Personally, I don't own anything worth more than about $1500, and I clean them up to please me, not some preceived "collectable value", but that's just me.

James K
November 11, 2001, 10:23 PM
Some cleaning is OK, but for heaven's sake don't remove any cartouches or other markings. Sanding off some cartouches will reduce the value by a few hundred dollars.

Jim

tes3
November 12, 2001, 11:42 PM
see I haven't been far off in that I would never do anything to destroy the historical value, like sanding of any sort. I was considering some light chemical cleaning, not altering; I would never refinish or reblue.
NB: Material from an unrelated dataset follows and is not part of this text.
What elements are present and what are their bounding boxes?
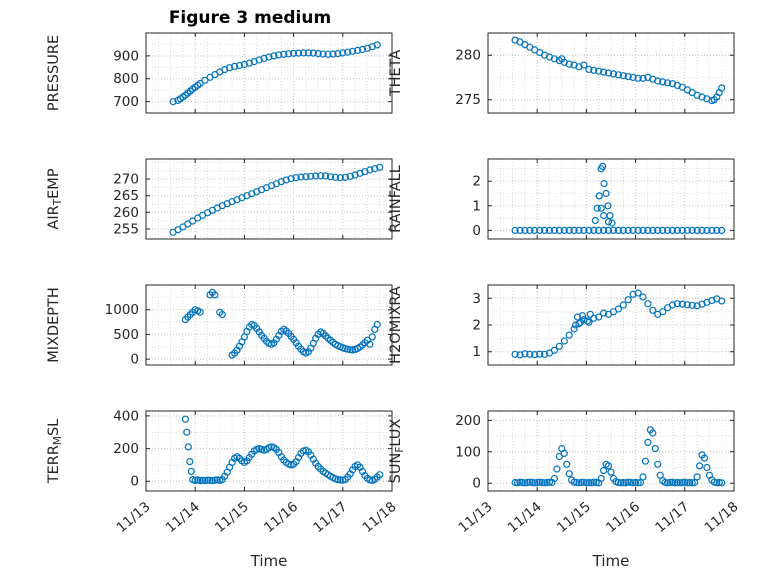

Over that 55+ years gun oil collects on the stock(s); on one the oil is almost like Cosmoline (different consistency) only thicker. These guns range in value from $150 to $4,000. The most valuable looks like it just came out of the factory.
The next question is if anyone has any suggestions for a cleaning agent? I have got a derelict stock and was going to try some solutions on it, Oxy-clean, Hormby’s, 407 and an industrial cleaner I have to see what they will do, before touching the real firearm.
:cool: :cool: :cool:
:rolleyes: :rolleyes: :rolleyes:

Walt Sherrill
November 13, 2001, 10:03 AM
For most guns, the guys on the Curio & Relics list, which include some of the most knowledgeable collectors around, recommend any good degreaser and, in the serious cases, EASY OFF oven cleaner. (But they recommend a specific type of EASY OFF, and I don't remember which variety...)

Once all the old oil is out of the wood, they reapply boiled linseed oil. Nothing else. (For the Japanese surplus rifles, you've got to do something different, as those weapons had a lacquered finish.)

Go to www.Crufflers.Com to learn about the list, and to subscribe. You'll find many kindred souls, there.

Ooops. That's www.cruffler.com . Sorry.